On Aug. 2, 2023, Springfield police responded to North Spring and East North streets regarding a traffic accident and gunshots heard in the area. Rakeem Ford, 32, was found in a parking lot near 150 N. Limestone St., the Springfield post office.
According to an affidavit to obtain a search warrant in Franklin County, traffic camera footage in Springfield showed the driver of a Chevrolet Equinox open the window before shooting several times at Ford’s Nissan Altima and driving off.
According to the affidavit, Ford fled from his car after it crashed and “went down” in the parking lot behind the post office. The Chevrolet Equinox followed him into the lot, and shell casings and a piece of the car’s front bumper were found at the scene.
Ford died of his injuries at the hospital, according to the affidavit.
Fleming had been shot on July 5 on West Main Street, according to the affidavit. He was transported to Mercy Health - Springfield and throughout the course of the investigation, he posted on Snapchat that he would “seek revenge,” according to the document.
Fleming is believed to be the driver of the Chevrolet on Aug. 2 after review of video footage showed a matching windshield sticker, a missing front license plate and damaged front bumper matching the car that took him home from the hospital when he was shot in July and the car seen in Ford’s shooting.
The state subpoenaed a witness to appear at trial but she did not and a warrant was issued for her arrest, according to appeal documents. The state filed a motion to play a recorded call between the woman and a detective on the case for the jury, saying that she did not testify “because of inference either directed or on behalf of” Fleming.
In a hearing in front of the trial judge outside of the jury, prosecutors played a recording of a jail call between Fleming and another woman in which the woman brought up the witness.

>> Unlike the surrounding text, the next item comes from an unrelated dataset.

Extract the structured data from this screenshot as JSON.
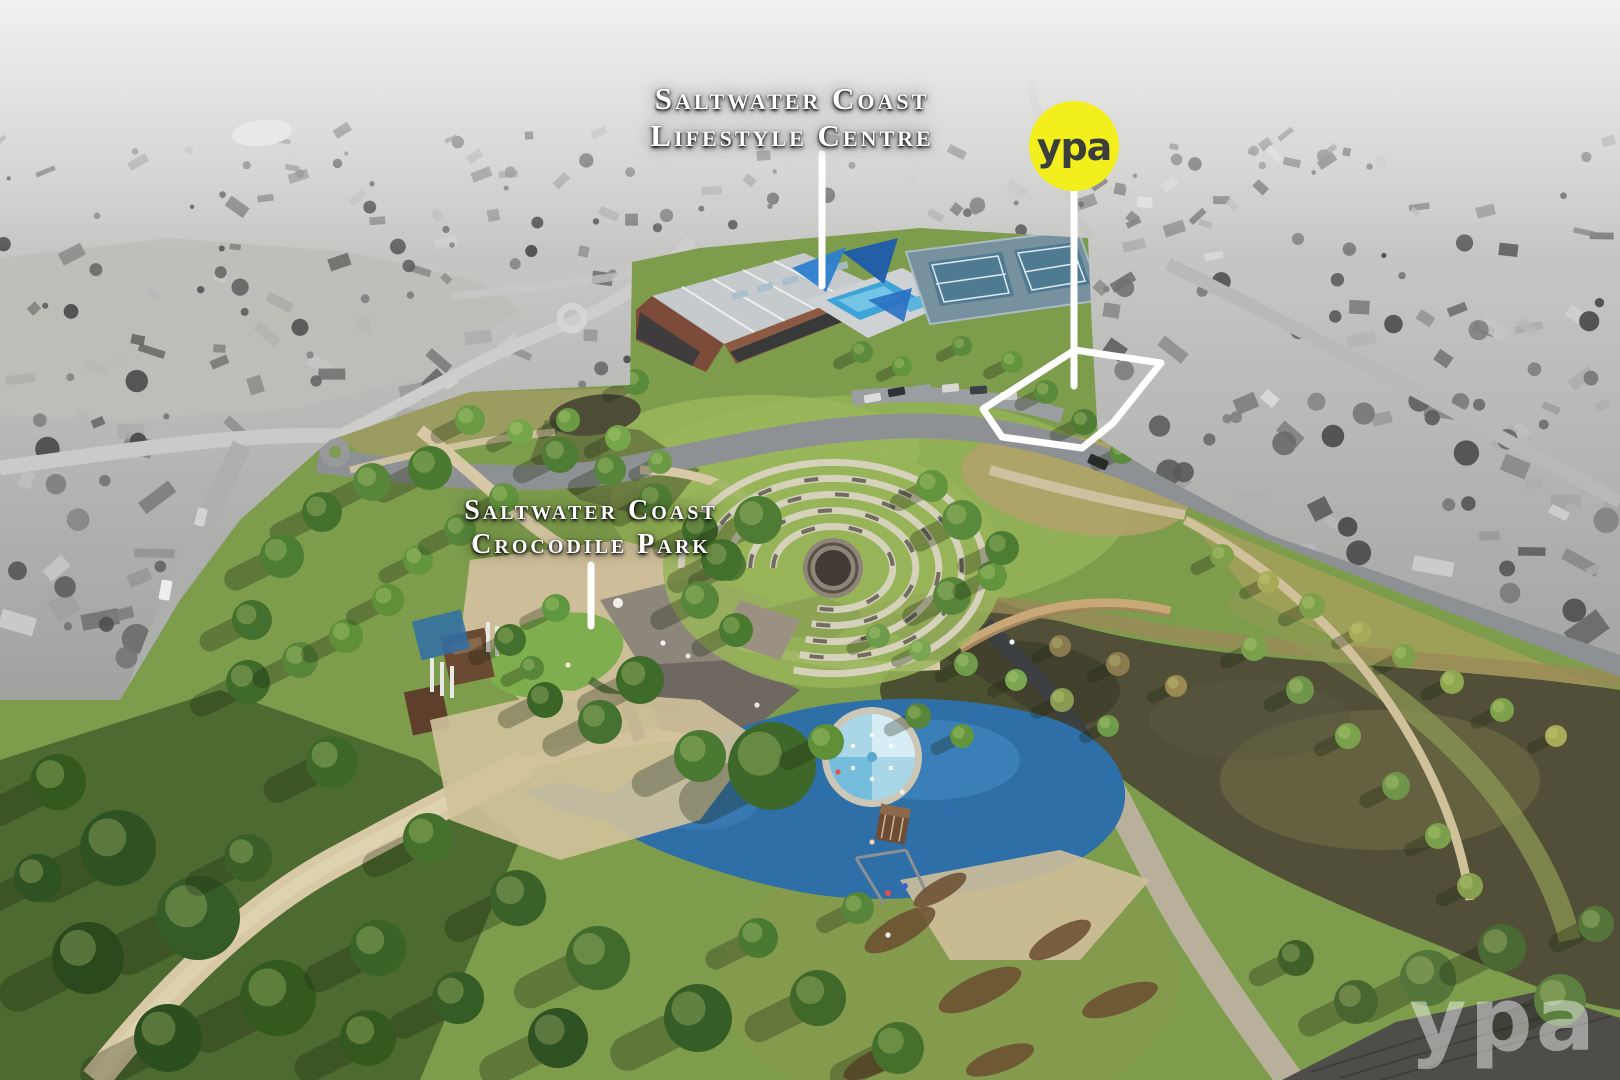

Fleming and the woman spoke and Fleming asked if she had “hollered” at another man, “Tuna,” with the woman saying she had but that the witness wouldn’t answer her phone.
The woman said the witness was friends with both Fleming and Ford.
The appeals court earlier this month ruled that there was insufficient evidence to infer that Fleming prevented the testimony, noting that the phone call took place a day after the witness was scheduled to appear. It said prosecutors “failed to establish by the preponderance of the evidence that Fleming’s conduct acted to forfeit his constitutional right to confront [the witness] at trial.”
The trial court judgment was reversed and the case now goes back to the Clark County Common Pleas Court to be retried.